Was für einen Unterschied macht das Wort Militär- vor dem Wort Seelsorger?

Militär-Superintendent Oskar Sakrausky: Es ist eine ganz spezielle Situation, in die sich die Kirche da hineinwagt; es ist eine Situation, die herausfällt aus der normalen kirchlichen Arbeit, weil die Kirche ja ansonsten nur in den seltensten Fällen die Menschen an ihrem Arbeitsplatz begleitet. Das ist aber das Hauptcharakteristikum der Militärseelsorge, dass wir mit den Soldaten an ihrem Arbeitsplatz zusammenleben, im Inland und im Ausland.

Sie sagen, die Kirche wagt sich ins Militär. Was ist das Wagnis?
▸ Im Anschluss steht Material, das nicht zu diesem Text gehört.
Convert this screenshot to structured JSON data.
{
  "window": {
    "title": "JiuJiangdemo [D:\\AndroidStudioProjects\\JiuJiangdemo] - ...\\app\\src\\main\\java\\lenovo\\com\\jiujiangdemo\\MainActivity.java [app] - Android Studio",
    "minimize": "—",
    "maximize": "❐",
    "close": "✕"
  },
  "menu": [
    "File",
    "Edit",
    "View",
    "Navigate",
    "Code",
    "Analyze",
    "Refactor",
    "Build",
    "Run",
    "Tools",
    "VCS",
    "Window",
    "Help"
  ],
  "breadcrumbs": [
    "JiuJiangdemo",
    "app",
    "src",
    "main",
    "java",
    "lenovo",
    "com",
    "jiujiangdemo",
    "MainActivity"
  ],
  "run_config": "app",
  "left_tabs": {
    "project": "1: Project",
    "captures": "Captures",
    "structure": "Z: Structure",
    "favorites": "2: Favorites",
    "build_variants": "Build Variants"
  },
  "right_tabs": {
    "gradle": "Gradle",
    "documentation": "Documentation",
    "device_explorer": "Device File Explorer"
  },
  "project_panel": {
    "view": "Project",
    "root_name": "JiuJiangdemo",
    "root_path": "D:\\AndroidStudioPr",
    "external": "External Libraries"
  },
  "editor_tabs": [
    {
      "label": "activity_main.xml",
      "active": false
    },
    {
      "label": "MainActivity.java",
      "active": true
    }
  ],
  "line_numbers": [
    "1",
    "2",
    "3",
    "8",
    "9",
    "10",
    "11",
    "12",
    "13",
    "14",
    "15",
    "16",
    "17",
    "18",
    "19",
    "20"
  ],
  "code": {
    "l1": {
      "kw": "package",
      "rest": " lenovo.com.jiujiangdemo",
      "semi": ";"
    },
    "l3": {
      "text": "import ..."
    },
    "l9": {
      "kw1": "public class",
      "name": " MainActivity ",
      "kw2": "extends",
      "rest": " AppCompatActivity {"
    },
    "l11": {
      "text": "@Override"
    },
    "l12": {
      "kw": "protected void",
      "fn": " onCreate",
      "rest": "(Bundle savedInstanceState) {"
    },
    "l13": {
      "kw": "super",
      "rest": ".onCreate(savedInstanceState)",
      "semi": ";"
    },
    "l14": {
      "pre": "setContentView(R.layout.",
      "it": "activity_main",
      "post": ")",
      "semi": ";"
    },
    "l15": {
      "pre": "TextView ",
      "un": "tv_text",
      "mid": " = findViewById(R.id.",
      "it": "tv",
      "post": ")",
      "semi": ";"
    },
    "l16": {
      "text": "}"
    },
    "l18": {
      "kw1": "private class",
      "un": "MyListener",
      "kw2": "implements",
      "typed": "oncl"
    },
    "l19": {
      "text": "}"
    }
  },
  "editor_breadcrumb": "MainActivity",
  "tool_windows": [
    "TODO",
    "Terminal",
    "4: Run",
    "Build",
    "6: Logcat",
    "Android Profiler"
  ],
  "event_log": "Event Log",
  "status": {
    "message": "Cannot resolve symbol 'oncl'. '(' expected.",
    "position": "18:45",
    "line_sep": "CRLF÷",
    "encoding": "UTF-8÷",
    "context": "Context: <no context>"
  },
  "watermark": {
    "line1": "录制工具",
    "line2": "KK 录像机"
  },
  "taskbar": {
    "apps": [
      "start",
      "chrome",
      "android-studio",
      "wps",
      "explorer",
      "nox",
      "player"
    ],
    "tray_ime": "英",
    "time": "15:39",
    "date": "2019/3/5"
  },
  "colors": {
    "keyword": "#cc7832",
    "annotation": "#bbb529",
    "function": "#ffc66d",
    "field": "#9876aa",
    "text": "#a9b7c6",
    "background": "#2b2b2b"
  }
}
Militär-Generalvikar Franz Fahrner: Die Militärseelsorge ist eine Gratwanderung zwischen Kirche, Staat und Öffentlichkeit. In ihr wird die Sorge der Kirche um den Menschen in der Gesellschaft besonders deutlich. Dabei geht es nicht um eineenge Verbandelung, sondern um ein Aufeinander-Schauen und Zusammenwirken. Der Staat sieht, das Monopol der Gewaltanwendung bedarf ethischer und religiöser Normen. Auf der anderen Seite sieht die Kirche eine Chance im Bereich der kategorialen Seelsorge tätig zu werden und einen Auftrag, den sie im öffentlichen Bereich zu erfüllen hat. Wir haben von uns immer gesagt, wir sind die größte Jugendseelsorge in Österreich. Das werden wir in Zukunft vielleicht nicht mehr so sein, aber wir werden sicher eine der größten berufsspezifischen Seelsorgebereiche bleiben.

Geht es bei der Militärseelsorge mehr um Ethik oder Religion?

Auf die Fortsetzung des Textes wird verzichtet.